Falencias institucionales y desafíos de control

Más allá de las encuestas, lo que sobresale es la pregunta por la calidad de los mecanismos de control interno: declaraciones patrimoniales, fiscalización y procesos de designación que no evitaron que funcionarios con supuestas incompatibilidades ocupen cargos clave. Las investigaciones judiciales y las decisiones administrativas han comenzado a correr, pero todavía falta que el sistema democrático y judicial complete los procesos para esclarecer responsabilidades.

El Ejecutivo, que llegó con una consigna de “moralizar” la política, enfrenta ahora la obligación práctica de demostrar cómo aplicará esa moralidad cuando los casos afectan a su propio aparato. La respuesta oficial en las próximas semanas —renuncias, remociones, colaboración con la Justicia o defensas públicas— marcará si la crisis se contiene o se profundiza.

Cierre: en los próximos meses las investigaciones judiciales y los sondeos definirán si la crisis de credibilidad se traduce en consecuencias políticas concretas.
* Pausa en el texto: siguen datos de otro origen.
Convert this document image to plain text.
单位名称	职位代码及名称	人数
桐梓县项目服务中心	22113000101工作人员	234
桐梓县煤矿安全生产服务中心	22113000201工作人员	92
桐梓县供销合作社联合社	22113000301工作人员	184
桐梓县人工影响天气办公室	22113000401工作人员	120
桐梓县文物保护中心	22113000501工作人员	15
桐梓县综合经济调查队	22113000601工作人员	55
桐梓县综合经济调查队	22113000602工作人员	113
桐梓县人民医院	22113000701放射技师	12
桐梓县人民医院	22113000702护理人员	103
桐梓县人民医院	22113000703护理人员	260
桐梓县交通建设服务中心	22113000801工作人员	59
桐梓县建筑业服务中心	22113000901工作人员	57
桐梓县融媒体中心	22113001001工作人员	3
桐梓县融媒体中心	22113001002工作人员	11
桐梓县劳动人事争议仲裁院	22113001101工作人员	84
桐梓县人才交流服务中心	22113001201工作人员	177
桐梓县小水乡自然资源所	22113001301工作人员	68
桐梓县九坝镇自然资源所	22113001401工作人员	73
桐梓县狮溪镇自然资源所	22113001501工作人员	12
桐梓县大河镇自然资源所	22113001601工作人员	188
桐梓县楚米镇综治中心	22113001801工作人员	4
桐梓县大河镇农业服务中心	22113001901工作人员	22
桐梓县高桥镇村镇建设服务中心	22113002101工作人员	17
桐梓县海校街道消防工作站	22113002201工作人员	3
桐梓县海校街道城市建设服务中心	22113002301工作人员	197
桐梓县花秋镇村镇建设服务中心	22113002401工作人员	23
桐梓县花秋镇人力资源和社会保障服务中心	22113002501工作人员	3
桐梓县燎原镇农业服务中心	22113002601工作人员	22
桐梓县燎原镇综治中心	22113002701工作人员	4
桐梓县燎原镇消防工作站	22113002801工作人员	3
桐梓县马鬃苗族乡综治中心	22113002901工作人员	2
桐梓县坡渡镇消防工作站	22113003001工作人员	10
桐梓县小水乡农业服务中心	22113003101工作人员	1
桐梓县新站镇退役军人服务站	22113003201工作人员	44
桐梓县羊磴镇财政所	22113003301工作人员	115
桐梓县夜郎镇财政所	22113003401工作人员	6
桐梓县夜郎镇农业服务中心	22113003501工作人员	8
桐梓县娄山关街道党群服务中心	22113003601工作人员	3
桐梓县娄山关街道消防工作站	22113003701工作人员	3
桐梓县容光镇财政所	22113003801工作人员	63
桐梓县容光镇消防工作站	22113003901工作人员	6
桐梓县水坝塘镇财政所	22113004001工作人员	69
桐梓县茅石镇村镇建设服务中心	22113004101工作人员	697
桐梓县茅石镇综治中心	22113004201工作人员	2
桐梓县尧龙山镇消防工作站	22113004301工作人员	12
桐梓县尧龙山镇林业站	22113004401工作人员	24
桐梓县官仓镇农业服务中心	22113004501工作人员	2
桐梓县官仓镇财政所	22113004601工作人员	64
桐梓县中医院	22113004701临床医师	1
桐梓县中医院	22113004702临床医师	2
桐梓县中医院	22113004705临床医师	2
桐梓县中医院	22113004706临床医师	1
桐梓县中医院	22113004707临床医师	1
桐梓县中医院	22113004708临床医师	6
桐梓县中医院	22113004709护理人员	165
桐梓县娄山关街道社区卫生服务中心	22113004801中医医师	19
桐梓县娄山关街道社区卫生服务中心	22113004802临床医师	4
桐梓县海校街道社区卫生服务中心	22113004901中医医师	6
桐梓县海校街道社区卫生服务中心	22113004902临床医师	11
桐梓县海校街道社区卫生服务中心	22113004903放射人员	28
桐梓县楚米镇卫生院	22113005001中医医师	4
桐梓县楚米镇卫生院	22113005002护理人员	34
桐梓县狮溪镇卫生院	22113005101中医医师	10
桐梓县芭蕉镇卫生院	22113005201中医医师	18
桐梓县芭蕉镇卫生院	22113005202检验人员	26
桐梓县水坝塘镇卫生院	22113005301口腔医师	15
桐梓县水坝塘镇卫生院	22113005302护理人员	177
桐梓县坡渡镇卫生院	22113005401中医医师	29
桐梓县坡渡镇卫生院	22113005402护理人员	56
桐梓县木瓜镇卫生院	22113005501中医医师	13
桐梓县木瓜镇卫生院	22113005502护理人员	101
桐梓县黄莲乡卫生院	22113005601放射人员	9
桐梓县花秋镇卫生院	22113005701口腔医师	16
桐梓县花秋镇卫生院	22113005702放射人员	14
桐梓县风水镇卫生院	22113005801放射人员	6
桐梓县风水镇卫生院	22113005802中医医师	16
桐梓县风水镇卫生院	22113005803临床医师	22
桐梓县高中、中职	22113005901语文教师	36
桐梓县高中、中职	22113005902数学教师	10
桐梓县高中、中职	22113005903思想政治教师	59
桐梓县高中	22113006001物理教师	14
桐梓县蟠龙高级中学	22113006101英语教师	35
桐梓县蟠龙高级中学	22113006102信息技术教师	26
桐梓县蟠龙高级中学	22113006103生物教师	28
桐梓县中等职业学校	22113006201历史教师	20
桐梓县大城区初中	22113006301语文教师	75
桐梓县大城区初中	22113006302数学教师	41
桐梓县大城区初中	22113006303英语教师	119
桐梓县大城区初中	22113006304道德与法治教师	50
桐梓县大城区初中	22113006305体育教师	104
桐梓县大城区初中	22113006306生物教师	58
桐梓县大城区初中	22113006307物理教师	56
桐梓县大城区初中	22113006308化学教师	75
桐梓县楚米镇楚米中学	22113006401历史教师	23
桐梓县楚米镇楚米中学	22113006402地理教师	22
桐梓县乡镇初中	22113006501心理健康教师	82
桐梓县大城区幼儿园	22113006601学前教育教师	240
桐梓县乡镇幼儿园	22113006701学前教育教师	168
Para el Gobierno, la prioridad será reconstruir controles internos y presentar resultados creíbles; para la oposición y una opinión pública preocupada por la corrupción, la demanda será transparencia y sanciones efectivas. El resultado condicionará la capacidad de Milei para seguir impulsando su agenda económica y, sobre todo, la narrativa que lo llevó al poder.